To see whether your car has the same issue, if you have an Android device, you need to get yourself the free Android app Canion, and an OBDLink LX bluetooth adaptor to connect it to the car.
Using that app you can check the Ah capacity of the traction battery which will give you an overall measurement of the health of the battery - my guess is yours is in the very low 30Ah's by now (worse than mine) or even high 20's. For reference a new battery is 45.8Ah. It's possible to see whether this is overall degradation of all cells in the pack or just a few bad ones.
To do this you would charge the car up to 100% and let it finish balancing, then drive the car until the battery SoC as reported by Canion is down to about 20%, then switch to the voltage graph page and see if there are any outlier cells as in the graphs posted in my thread above - individual cells that are at a much lower voltage than the majority of cells at a low SoC are weak cells with a lower Ah capacity than the rest.
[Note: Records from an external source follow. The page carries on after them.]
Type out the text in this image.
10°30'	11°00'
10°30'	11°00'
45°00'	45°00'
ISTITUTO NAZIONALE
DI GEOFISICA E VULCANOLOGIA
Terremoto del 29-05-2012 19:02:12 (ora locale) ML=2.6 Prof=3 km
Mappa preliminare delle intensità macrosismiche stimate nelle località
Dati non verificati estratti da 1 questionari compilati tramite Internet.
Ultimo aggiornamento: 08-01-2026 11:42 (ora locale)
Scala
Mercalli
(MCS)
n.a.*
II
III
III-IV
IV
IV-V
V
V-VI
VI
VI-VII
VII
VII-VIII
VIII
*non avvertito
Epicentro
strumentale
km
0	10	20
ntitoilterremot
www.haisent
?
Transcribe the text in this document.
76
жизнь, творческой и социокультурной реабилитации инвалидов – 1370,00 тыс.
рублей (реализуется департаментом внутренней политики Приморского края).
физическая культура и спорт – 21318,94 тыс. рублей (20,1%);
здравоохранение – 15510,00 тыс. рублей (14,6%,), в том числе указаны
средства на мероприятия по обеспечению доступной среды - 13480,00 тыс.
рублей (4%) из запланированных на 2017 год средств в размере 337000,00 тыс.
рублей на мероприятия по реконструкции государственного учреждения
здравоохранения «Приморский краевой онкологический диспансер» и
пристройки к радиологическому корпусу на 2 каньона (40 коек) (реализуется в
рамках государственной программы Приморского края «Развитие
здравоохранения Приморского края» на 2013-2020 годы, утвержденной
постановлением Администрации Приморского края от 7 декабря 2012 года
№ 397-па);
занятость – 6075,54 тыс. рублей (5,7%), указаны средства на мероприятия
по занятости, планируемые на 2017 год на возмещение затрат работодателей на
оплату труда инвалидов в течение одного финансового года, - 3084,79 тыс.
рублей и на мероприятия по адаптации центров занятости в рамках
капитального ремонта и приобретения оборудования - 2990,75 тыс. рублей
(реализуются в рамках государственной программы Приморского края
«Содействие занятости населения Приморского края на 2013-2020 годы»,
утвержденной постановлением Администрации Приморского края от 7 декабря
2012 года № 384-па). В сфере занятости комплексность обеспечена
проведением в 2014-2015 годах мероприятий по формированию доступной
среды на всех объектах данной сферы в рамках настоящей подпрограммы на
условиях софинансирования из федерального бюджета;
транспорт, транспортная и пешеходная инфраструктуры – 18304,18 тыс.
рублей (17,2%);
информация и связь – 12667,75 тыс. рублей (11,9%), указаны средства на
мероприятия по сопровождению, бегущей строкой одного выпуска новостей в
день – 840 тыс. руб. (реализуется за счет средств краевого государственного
The overall usable capacity of the pack is always limited to that of the weakest cell so it only takes one bad cell to kill your range.
I am going to do a cell swap of the faulty cells in the next few weeks so I may have a happy outcome for my car - I'm not expecting it to go back up to 39.9Ah, but even if it goes up to around 37Ah and the degradation rate drops back to 0.1Ah / 1000 miles that will be a win over what I have now.
Keep an eye on my thread over the coming weeks where I will post the results.